Khalid Yassein, du groupe folklorique torontois Wild Rivers, a déclaré qu'ils étaient en train d'améliorer le statut de tous les membres du groupe en demandant un visa O1, qui reconnaît les travailleurs du secteur artistique. Auparavant, certains d'entre eux détenaient des visas O2, destinés aux assistants des travailleurs O1.
Le groupe espère ainsi simplifier le processus et éliminer les obstacles potentiels, a-t-il ajouté. Ils prévoient également de traverser la frontière américaine au même moment. «Nous discutons avec notre équipe pour mieux nous préparer. C'est un marché musical énorme et important pour nous. Certes, nous sommes excités à chaque fois que nous rentrons chez nous, car nous sommes un peu moins stressés.»
La précaution est de mise
«Je pense que tout le monde a raison d'être anxieux, inquiet et préoccupé à l'idée d'entrer aux États-Unis en ce moment, a déclaré Will Spitz, avocat au sein de la division des arts de la scène du cabinet new-yorkais CoveyLaw. On dirait que chaque jour, une nouvelle histoire d'horreur se produit : une personne détenue, harcelée ou expulsée.»

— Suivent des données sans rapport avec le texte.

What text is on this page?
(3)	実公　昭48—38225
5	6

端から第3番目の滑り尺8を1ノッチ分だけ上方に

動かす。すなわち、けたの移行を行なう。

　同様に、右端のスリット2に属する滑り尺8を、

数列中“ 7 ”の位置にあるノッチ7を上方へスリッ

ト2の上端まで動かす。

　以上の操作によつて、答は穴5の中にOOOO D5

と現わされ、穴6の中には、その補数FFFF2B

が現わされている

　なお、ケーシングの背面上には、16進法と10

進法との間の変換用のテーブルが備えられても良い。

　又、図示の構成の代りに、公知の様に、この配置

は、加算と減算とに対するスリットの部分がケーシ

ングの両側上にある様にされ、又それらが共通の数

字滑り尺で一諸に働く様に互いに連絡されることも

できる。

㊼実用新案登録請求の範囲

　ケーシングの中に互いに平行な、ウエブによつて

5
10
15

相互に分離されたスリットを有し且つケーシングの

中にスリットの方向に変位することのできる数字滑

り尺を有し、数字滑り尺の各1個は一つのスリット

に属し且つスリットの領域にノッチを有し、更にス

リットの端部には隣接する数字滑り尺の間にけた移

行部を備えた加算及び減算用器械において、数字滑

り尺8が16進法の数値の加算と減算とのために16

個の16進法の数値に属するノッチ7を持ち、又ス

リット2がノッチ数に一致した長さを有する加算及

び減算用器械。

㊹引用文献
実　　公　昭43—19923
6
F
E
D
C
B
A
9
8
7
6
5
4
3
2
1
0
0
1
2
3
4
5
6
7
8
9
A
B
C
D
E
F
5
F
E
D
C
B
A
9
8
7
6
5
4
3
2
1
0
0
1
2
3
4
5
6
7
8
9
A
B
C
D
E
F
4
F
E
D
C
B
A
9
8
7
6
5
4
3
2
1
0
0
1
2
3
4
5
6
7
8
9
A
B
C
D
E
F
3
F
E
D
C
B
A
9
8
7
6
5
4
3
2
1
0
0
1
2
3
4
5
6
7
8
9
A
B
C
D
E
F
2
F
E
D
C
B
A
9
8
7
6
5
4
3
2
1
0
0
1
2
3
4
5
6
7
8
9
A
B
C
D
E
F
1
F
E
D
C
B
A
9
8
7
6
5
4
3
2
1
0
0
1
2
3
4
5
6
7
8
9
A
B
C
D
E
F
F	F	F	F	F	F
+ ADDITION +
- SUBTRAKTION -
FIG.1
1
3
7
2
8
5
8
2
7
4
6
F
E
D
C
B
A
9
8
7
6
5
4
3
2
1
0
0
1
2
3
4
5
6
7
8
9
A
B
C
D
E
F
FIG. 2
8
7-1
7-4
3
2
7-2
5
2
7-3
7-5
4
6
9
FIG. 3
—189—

Malgré la tension accrue à la frontière, M. Spitz a constaté que «peu de choses avaient changé» pour les voyageurs qui ne sont pas trans, non binaire ou intersexes.
De nombreux rejets de visas —qui peuvent sembler être des actions de l'ère Trump —sont en fait dus à des erreurs administratives courantes, a-t-il souligné.
«Mais est-ce que cela signifie pour autant que la situation ne peut pas changer demain? Non», a ajouté M. Spitz.
«Je pense qu'il y a un réel risque qu'ils (l'administration de Donald Trump) élargissent leur champ d'action à tous ceux qui ont exprimé ouvertement leur soutien à la Palestine et à d'autres enjeux qui déplaisent à l'administration actuelle.»
Liana White conseille tout de même aux artistes en déplacement de redoubler de précautions lors de la planification de leurs concerts aux États-Unis. Les délais de traitement des visas ont ralenti ces dernières années, un problème qui existait déjà avant l'arrivée de l'administration de Donald Trump.
Les musiciens devraient tenir compte de ces retards en planifiant plus à l'avance, a-t-elle ajouté, et en prévoyant un budget pour payer une prime qui accélère l'approbation.
Autres points à considérer : transporter des médicaments dans des flacons d'ordonnance, acheter des vitamines au sud de la frontière et conserver les aliments dans leur emballage d'origine.
«Si l'avion est possible, je le recommande», a ajouté Liana White, soulignant qu'il est plus facile de retirer une demande d'entrée aux États-Unis dans de nombreux aéroports, car la personne est toujours en sol canadien.